Indignantly Pascoe said, “I’m not quite decrepit, you know.”

“I’m not talking about you. I meant, with Sam. He’s got a heart problem.”

“As well as a drink problem? Jesus!”

In the event it had turned out that Johnson suffered from a mild drug-controllable tachycardia, but Pascoe wasn’t looking forward to describing to his wife the rapid and undignified conclusion of his game with someone he’d categorized as an alcoholic invalid.

“Mate of Ellie’s, eh?” said Dalziel with a slight intake of breath and a sharp shake of the VCR which, with greater economy than a Special Branch file, consigned Johnson to the category of radical, subversive, Trotskyite trouble-maker.

“Acquaintance,” said Pascoe. “Do you want a hand with that, sir?”
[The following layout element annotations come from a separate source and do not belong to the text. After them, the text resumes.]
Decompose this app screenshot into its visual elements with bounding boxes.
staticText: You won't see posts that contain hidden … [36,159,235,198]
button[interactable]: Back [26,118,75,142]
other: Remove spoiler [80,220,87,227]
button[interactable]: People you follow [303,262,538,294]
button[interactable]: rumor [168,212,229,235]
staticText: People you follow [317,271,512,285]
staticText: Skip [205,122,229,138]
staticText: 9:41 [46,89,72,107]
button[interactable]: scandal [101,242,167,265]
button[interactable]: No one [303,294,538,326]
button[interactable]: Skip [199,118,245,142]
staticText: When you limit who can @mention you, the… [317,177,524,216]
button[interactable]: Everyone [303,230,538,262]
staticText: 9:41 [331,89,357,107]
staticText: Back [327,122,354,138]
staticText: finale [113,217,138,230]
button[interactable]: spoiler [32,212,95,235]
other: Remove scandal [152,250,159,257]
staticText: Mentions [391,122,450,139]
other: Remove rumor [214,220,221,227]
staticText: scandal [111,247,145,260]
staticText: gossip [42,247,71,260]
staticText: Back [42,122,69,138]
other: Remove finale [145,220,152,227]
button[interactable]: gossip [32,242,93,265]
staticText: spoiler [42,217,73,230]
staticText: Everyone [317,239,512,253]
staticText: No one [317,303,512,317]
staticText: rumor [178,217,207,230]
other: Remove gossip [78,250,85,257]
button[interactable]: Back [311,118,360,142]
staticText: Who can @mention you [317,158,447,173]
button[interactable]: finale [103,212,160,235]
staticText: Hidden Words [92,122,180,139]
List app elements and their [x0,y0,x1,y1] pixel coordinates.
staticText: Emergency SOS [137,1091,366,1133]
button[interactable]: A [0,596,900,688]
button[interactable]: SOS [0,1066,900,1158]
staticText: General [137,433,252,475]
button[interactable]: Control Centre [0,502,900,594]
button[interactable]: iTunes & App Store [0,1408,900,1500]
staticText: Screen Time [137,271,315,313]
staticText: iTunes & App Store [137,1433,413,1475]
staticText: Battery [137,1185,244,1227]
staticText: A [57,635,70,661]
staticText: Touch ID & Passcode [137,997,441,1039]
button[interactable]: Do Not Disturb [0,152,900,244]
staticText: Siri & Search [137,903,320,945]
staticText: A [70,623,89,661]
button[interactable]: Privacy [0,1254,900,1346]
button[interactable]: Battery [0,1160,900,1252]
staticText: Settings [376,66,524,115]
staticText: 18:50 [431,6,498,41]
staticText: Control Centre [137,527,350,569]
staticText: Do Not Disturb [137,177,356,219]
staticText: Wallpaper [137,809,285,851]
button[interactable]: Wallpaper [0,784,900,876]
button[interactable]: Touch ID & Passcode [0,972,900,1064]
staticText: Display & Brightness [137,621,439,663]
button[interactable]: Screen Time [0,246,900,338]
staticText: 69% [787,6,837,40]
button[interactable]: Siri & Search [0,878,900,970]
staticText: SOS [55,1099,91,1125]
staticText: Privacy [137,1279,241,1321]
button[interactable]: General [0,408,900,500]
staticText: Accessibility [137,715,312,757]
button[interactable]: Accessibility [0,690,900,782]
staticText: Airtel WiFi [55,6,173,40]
“No. I reckon I can throw it out of the window myself. You’re very quiet, mastermind. What do you reckon?”

Sergeant Edgar Wield was standing before the deep sash-window. Silhouetted against the golden autumn sunlight, his face deep shadowed, he had the grace and proportions to model for the statue of a Greek athlete, thought Pascoe. Then he moved forward and his features took on detail, and you remembered that if this were a statue, it was one whose face someone had taken a hammer to.

“I reckon you need to look at the whole picture,” he said. “Way back when Roote were a student at Holm Coultram College before it became part of the university, he got sent down as an accessory to two murders, mainly on your evidence. From the dock he says he looks forward to the chance of meeting you somewhere quiet one day and carrying on your interrupted conversation. As the last time you saw him alone he was trying to stove your head in with a rock, you take this as a threat. But we all get threatened at least once a week. It’s part of the job.”

Dalziel, studying the machine like a Sumo wrestler working out a new strategy, growled, “Get a move on, Frankenstein, else I’ll start to wish I hadn’t plugged you in.”

Undeterred, Wield proceeded at a measured pace.

“Model prisoner, Open University degree, Roote gets maximum remission, comes out, gets job as a hospital porter, starts writing an academic thesis, obeys all the rules. Then you get upset by them threats to Ellie and naturally Roote’s one of the folk you need to take a closer look at. Only when you go to see him, you find he’s slashed his wrists.”

“He knew I was coming,” said Pascoe. “It was a setup. No real danger to him. Just a perverted joke.”

“Maybe. Not the way it looked when it turned out Roote had absolutely nothing to do with the threats to Ellie,” said Wield. “He recovers, and a few months later he moves here because (a) his supervisor has moved here and (b) he can get work here. You say you checked with the probation service?”